Было людно. Слышались возгласы, смех, которые так же, казалось, звучали трагически. Беспорядочно, как частицы – в капле воды, двигались молодые потомки синантропа. На них удивленно и гневно таращились великосветские дамы в длинных одеждах с кружевами и рюшечками, великолепные лорды, с бородками и без бород, в париках, котелках и с открытыми лысинами, монархи, генералы и маршалы, увешанные звездами, как новогодние елки, усатые магараджи в чалмах во всем белом. Мелькали шаманские бубны, африканские барабаны. А над всем этим витал завораживающий медленный вальс – вальс рыдание, вальс преддверие смерти… но смерти не как пустоты, а как чего-то значительного и потрясающего. Удивительный «карнавал» образовывал круговорот. Вот в такт с торжественной музыкой высоко поднимает коленки группа индейских вождей, в уборах из крашеных перьев. А вот… Погодите… Кто это там суетится с голеньким черепом, словно облитым вареньем? Ба! Да на этом «балу» выступает и наш, российский, «танцор» со своей Раисой Великой! Здесь – не то, что в Британском Музее.
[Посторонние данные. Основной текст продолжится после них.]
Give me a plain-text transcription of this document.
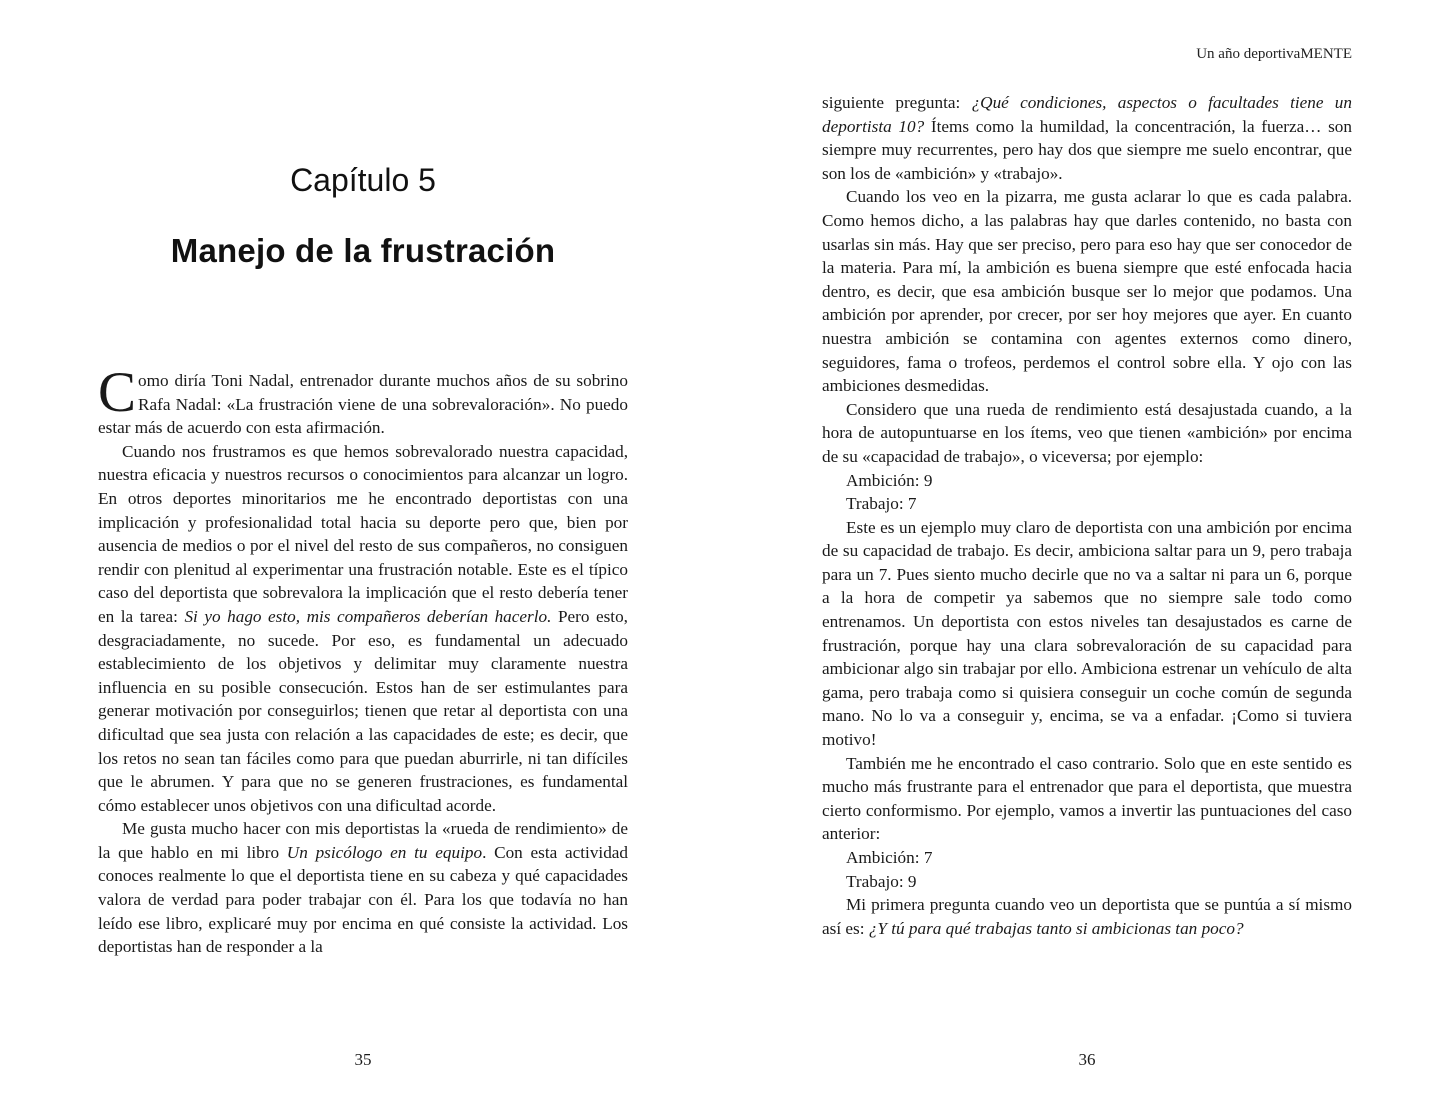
Capítulo 5
Manejo de la frustración

Como diría Toni Nadal, entrenador durante muchos años de su sobrino Rafa Nadal: «La frustración viene de una sobrevaloración». No puedo estar más de acuerdo con esta afirmación.

Cuando nos frustramos es que hemos sobrevalorado nuestra capacidad, nuestra eficacia y nuestros recursos o conocimientos para alcanzar un logro. En otros deportes minoritarios me he encontrado deportistas con una implicación y profesionalidad total hacia su deporte pero que, bien por ausencia de medios o por el nivel del resto de sus compañeros, no consiguen rendir con plenitud al experimentar una frustración notable. Este es el típico caso del deportista que sobrevalora la implicación que el resto debería tener en la tarea: Si yo hago esto, mis compañeros deberían hacerlo. Pero esto, desgraciadamente, no sucede. Por eso, es fundamental un adecuado establecimiento de los objetivos y delimitar muy claramente nuestra influencia en su posible consecución. Estos han de ser estimulantes para generar motivación por conseguirlos; tienen que retar al deportista con una dificultad que sea justa con relación a las capacidades de este; es decir, que los retos no sean tan fáciles como para que puedan aburrirle, ni tan difíciles que le abrumen. Y para que no se generen frustraciones, es fundamental cómo establecer unos objetivos con una dificultad acorde.

Me gusta mucho hacer con mis deportistas la «rueda de rendimiento» de la que hablo en mi libro Un psicólogo en tu equipo. Con esta actividad conoces realmente lo que el deportista tiene en su cabeza y qué capacidades valora de verdad para poder trabajar con él. Para los que todavía no han leído ese libro, explicaré muy por encima en qué consiste la actividad. Los deportistas han de responder a la

35
Un año deportivaMENTE

siguiente pregunta: ¿Qué condiciones, aspectos o facultades tiene un deportista 10? Ítems como la humildad, la concentración, la fuerza… son siempre muy recurrentes, pero hay dos que siempre me suelo encontrar, que son los de «ambición» y «trabajo».

Cuando los veo en la pizarra, me gusta aclarar lo que es cada palabra. Como hemos dicho, a las palabras hay que darles contenido, no basta con usarlas sin más. Hay que ser preciso, pero para eso hay que ser conocedor de la materia. Para mí, la ambición es buena siempre que esté enfocada hacia dentro, es decir, que esa ambición busque ser lo mejor que podamos. Una ambición por aprender, por crecer, por ser hoy mejores que ayer. En cuanto nuestra ambición se contamina con agentes externos como dinero, seguidores, fama o trofeos, perdemos el control sobre ella. Y ojo con las ambiciones desmedidas.

Considero que una rueda de rendimiento está desajustada cuando, a la hora de autopuntuarse en los ítems, veo que tienen «ambición» por encima de su «capacidad de trabajo», o viceversa; por ejemplo:

Ambición: 9

Trabajo: 7

Este es un ejemplo muy claro de deportista con una ambición por encima de su capacidad de trabajo. Es decir, ambiciona saltar para un 9, pero trabaja para un 7. Pues siento mucho decirle que no va a saltar ni para un 6, porque a la hora de competir ya sabemos que no siempre sale todo como entrenamos. Un deportista con estos niveles tan desajustados es carne de frustración, porque hay una clara sobrevaloración de su capacidad para ambicionar algo sin trabajar por ello. Ambiciona estrenar un vehículo de alta gama, pero trabaja como si quisiera conseguir un coche común de segunda mano. No lo va a conseguir y, encima, se va a enfadar. ¡Como si tuviera motivo!

También me he encontrado el caso contrario. Solo que en este sentido es mucho más frustrante para el entrenador que para el deportista, que muestra cierto conformismo. Por ejemplo, vamos a invertir las puntuaciones del caso anterior:

Ambición: 7

Trabajo: 9

Mi primera pregunta cuando veo un deportista que se puntúa a sí mismo así es: ¿Y tú para qué trabajas tanto si ambicionas tan poco?

36
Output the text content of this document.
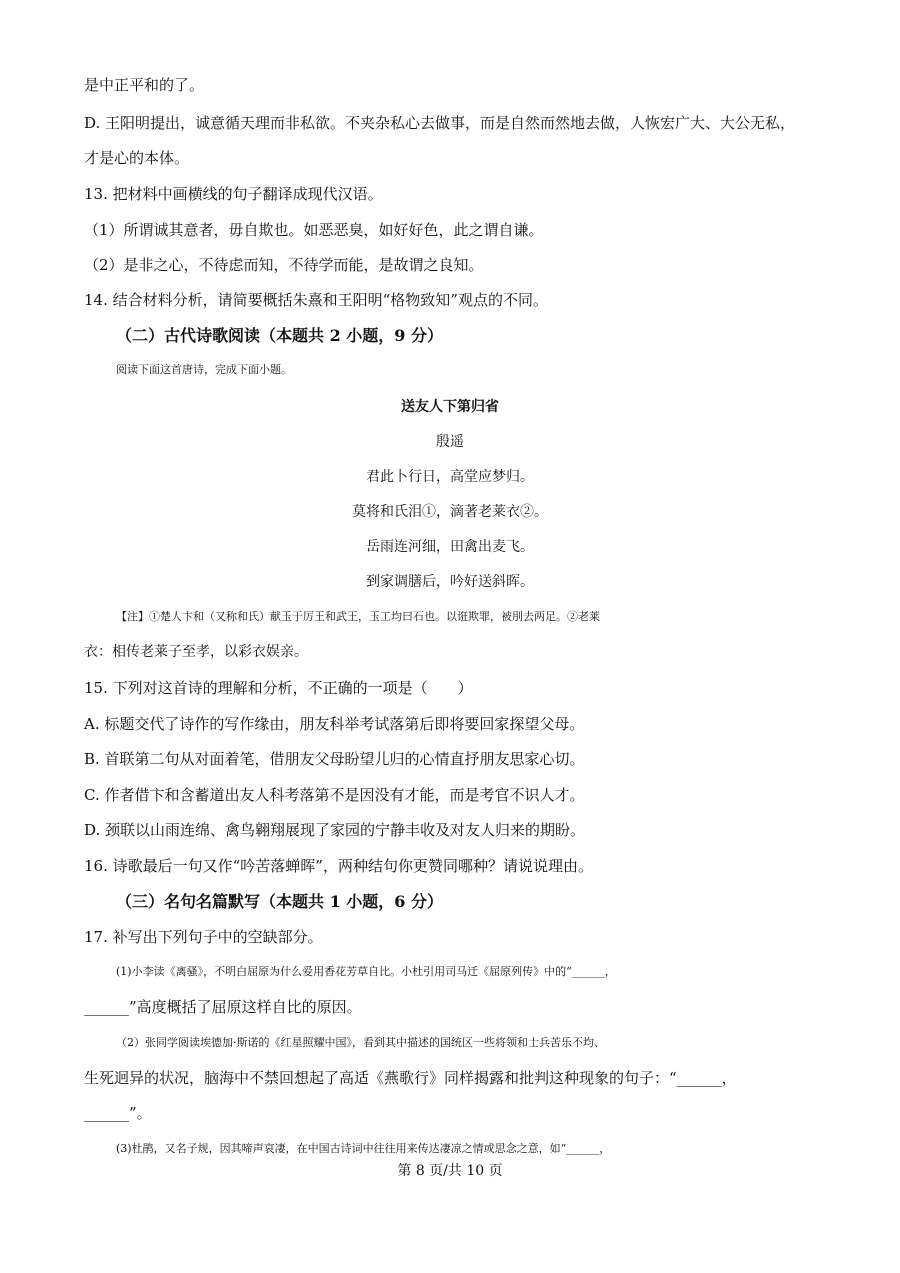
是中正平和的了。
D. 王阳明提出，诚意循天理而非私欲。不夹杂私心去做事，而是自然而然地去做，人恢宏广大、大公无私，
才是心的本体。
13. 把材料中画横线的句子翻译成现代汉语。
（1）所谓诚其意者，毋自欺也。如恶恶臭，如好好色，此之谓自谦。
（2）是非之心，不待虑而知，不待学而能，是故谓之良知。
14. 结合材料分析，请简要概括朱熹和王阳明“格物致知”观点的不同。
（二）古代诗歌阅读（本题共 2 小题，9 分）
阅读下面这首唐诗，完成下面小题。
送友人下第归省
殷遥
君此卜行日，高堂应梦归。
莫将和氏泪①，滴著老莱衣②。
岳雨连河细，田禽出麦飞。
到家调膳后，吟好送斜晖。
【注】①楚人卞和（又称和氏）献玉于厉王和武王，玉工均曰石也。以诳欺罪，被刖去两足。②老莱
衣：相传老莱子至孝，以彩衣娱亲。
15. 下列对这首诗的理解和分析，不正确的一项是（　　）
A. 标题交代了诗作的写作缘由，朋友科举考试落第后即将要回家探望父母。
B. 首联第二句从对面着笔，借朋友父母盼望儿归的心情直抒朋友思家心切。
C. 作者借卞和含蓄道出友人科考落第不是因没有才能，而是考官不识人才。
D. 颈联以山雨连绵、禽鸟翱翔展现了家园的宁静丰收及对友人归来的期盼。
16. 诗歌最后一句又作“吟苦落蝉晖”，两种结句你更赞同哪种？请说说理由。
（三）名句名篇默写（本题共 1 小题，6 分）
17. 补写出下列句子中的空缺部分。
(1)小李读《离骚》，不明白屈原为什么爱用香花芳草自比。小杜引用司马迁《屈原列传》中的“______，
______”高度概括了屈原这样自比的原因。
（2）张同学阅读埃德加·斯诺的《红星照耀中国》，看到其中描述的国统区一些将领和士兵苦乐不均、
生死迥异的状况，脑海中不禁回想起了高适《燕歌行》同样揭露和批判这种现象的句子：“______，
______”。
(3)杜鹃，又名子规，因其啼声哀凄，在中国古诗词中往往用来传达凄凉之情或思念之意，如“______，
第 8 页/共 10 页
Вдоль стен – плечистые рок-музыканты с гитарами, как с автоматами, наперевес. Движение кроме вращательного имело и поступательный вектор. Втянутый в «вихрь», я будто песчинка носился по анфиладе залов и зальчиков, пока с «потоком» не вывалился на лестницу, этажом ниже, где в выцветшей униформе скалился восковой Адольф Гитлер. Пухленький круглый танцовщик, напоминавший Уинстона Черчилля, с разбегу налетел на него и, отскочив, точно мячик, «закатился» в открытую дверь с надписью: «Детям до 12 лет и нервнобольным вход воспрещается!». Всех потянуло за ним. И музыка стала захлебываться. От надвигавшейся тишины веял холод застенков. Всем стало жутко.
Фигуры двигались вниз, в полутьме, по скользким ступеням. Доносились рыдания, стоны и приглушенные крики. В воздухе стоял смрад тюремных параш и гноящихся ран: мы попали в «камеру ужасов». Слева и справа были решетки, за которыми гнили заживо узники, шли допросы с пристрастием, приводились в исполнение казни. Кого-то вырвало. Толпа ускоряла шаги, спеша убраться с проклятого места. Коридор поворачивал. В темных углах его происходили страшные вещи, на которые невозможно смотреть. Какого-то толстяка вешали на крюк за ребро как тушу свиньи. Он еще дергался. Толпа уносила ноги, спотыкаясь на грязных ступенях, пока, не выбралась на залитую солнцем площадку. Стекла огромных окон были обращены на юг, чтобы люди, щурясь на свет, мгновенно забыли мрачный кошмар и, не переводя дух, потянулись к распахнутой двери напротив.